幼き日々に想いを馳せ、二人に会えたら何を話せばいいだろうと悩んでいるうちにバスはやってきた。
この路線バスは島のメインとなる観光地とは少し離れた場所に向かう為、乗り込んでくるお客さんもスーツケースを引く旅行者より島の住民といった装いの人が多い。
海岸沿いをしばらく走り、いくつかの集落を通ってから目的地で下車。
今日から二週間お世話になる民宿は、バス停から歩いてすぐの場所にあった。
朱色の瓦屋根の下に飾られた白い看板に【民宿 みなか屋】と書かれているけれど、どちらかといえば民宿というよりも大きめな作りの一軒家といったイメージだ。

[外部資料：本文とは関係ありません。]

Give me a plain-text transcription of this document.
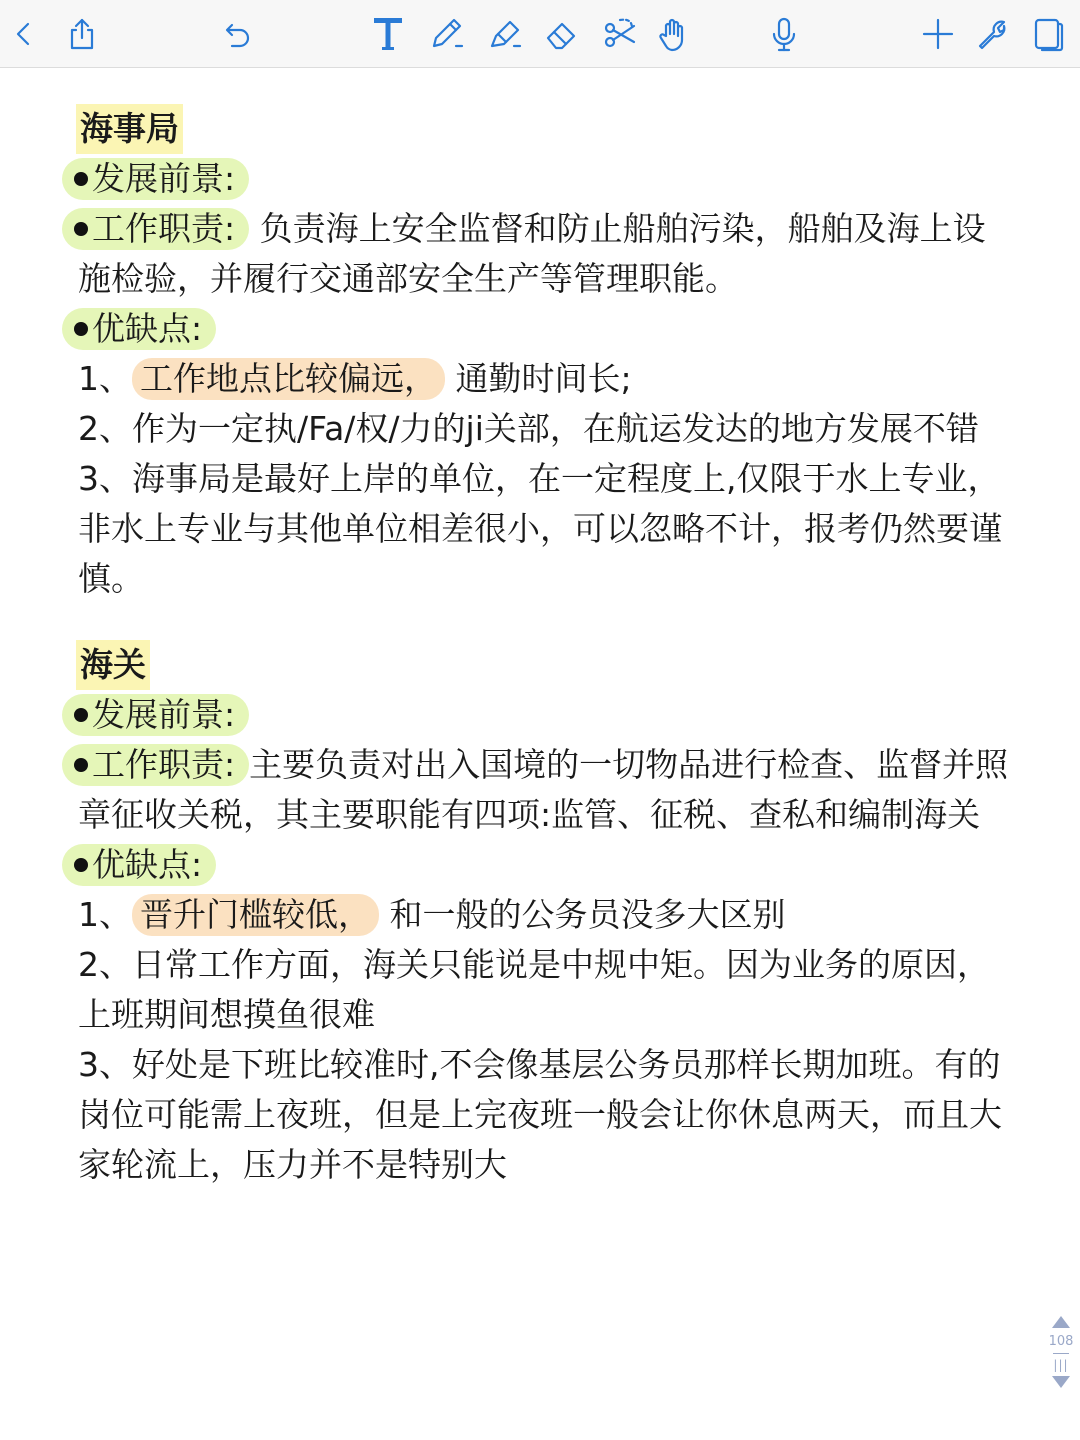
海事局
发展前景:
工作职责: 负责海上安全监督和防止船舶污染，船舶及海上设施检验，并履行交通部安全生产等管理职能。
优缺点:
1、 工作地点比较偏远， 通勤时间长;
2、作为一定执/Fa/权/力的ji关部，在航运发达的地方发展不错
3、海事局是最好上岸的单位，在一定程度上,仅限于水上专业，非水上专业与其他单位相差很小，可以忽略不计，报考仍然要谨慎。
海关
发展前景:
工作职责: 主要负责对出入国境的一切物品进行检查、监督并照章征收关税，其主要职能有四项:监管、征税、查私和编制海关
优缺点:
1、 晋升门槛较低， 和一般的公务员没多大区别
2、日常工作方面，海关只能说是中规中矩。因为业务的原因，上班期间想摸鱼很难
3、好处是下班比较准时,不会像基层公务员那样长期加班。有的岗位可能需上夜班，但是上完夜班一般会让你休息两天，而且大家轮流上，压力并不是特别大
108
|||
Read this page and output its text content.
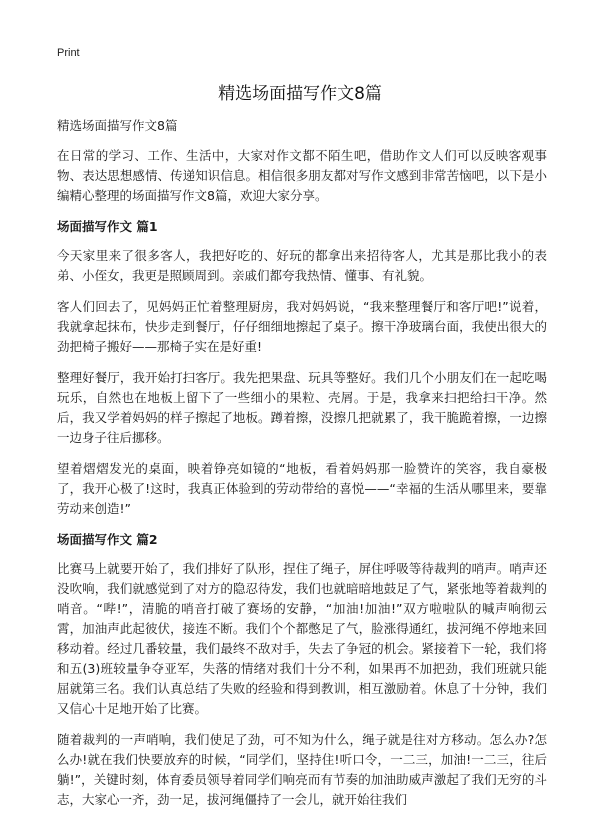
Print
精选场面描写作文8篇

精选场面描写作文8篇

在日常的学习、工作、生活中，大家对作文都不陌生吧，借助作文人们可以反映客观事物、表达思想感情、传递知识信息。相信很多朋友都对写作文感到非常苦恼吧，以下是小编精心整理的场面描写作文8篇，欢迎大家分享。

场面描写作文 篇1

今天家里来了很多客人，我把好吃的、好玩的都拿出来招待客人，尤其是那比我小的表弟、小侄女，我更是照顾周到。亲戚们都夸我热情、懂事、有礼貌。

客人们回去了，见妈妈正忙着整理厨房，我对妈妈说，“我来整理餐厅和客厅吧!”说着，我就拿起抹布，快步走到餐厅，仔仔细细地擦起了桌子。擦干净玻璃台面，我使出很大的劲把椅子搬好——那椅子实在是好重!

整理好餐厅，我开始打扫客厅。我先把果盘、玩具等整好。我们几个小朋友们在一起吃喝玩乐，自然也在地板上留下了一些细小的果粒、壳屑。于是，我拿来扫把给扫干净。然后，我又学着妈妈的样子擦起了地板。蹲着擦，没擦几把就累了，我干脆跪着擦，一边擦一边身子往后挪移。

望着熠熠发光的桌面，映着铮亮如镜的“地板，看着妈妈那一脸赞许的笑容，我自豪极了，我开心极了!这时，我真正体验到的劳动带给的喜悦——“幸福的生活从哪里来，要靠劳动来创造!”

场面描写作文 篇2

比赛马上就要开始了，我们排好了队形，捏住了绳子，屏住呼吸等待裁判的哨声。哨声还没吹响，我们就感觉到了对方的隐忍待发，我们也就暗暗地鼓足了气，紧张地等着裁判的哨音。“哔!”，清脆的哨音打破了赛场的安静，“加油!加油!”双方啦啦队的喊声响彻云霄，加油声此起彼伏，接连不断。我们个个都憋足了气，脸涨得通红，拔河绳不停地来回移动着。经过几番较量，我们最终不敌对手，失去了争冠的机会。紧接着下一轮，我们将和五(3)班较量争夺亚军，失落的情绪对我们十分不利，如果再不加把劲，我们班就只能屈就第三名。我们认真总结了失败的经验和得到教训，相互激励着。休息了十分钟，我们又信心十足地开始了比赛。

随着裁判的一声哨响，我们使足了劲，可不知为什么，绳子就是往对方移动。怎么办?怎么办!就在我们快要放弃的时候，“同学们，坚持住!听口令，一二三，加油!一二三，往后躺!”，关键时刻，体育委员领导着同学们响亮而有节奏的加油助威声激起了我们无穷的斗志，大家心一齐，劲一足，拔河绳僵持了一会儿，就开始往我们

母からここの女将さんと私は面識があるとは聞いているけど、いかんせん昔過ぎて覚えていない。
とにかく挨拶はしっかりしないとと、やや緊張しながらスーツケースを転がした直後。
──リリンと、鈴の音が微かに聞こえて。
私は目を丸くして辺りを見渡す。
でも、特に音の出所となるめぼしきものは見当たらない。
飼い猫の首輪か何かだろうか……。
「でも今の……」
夢の中で聞いたあの音に似ていた気がした。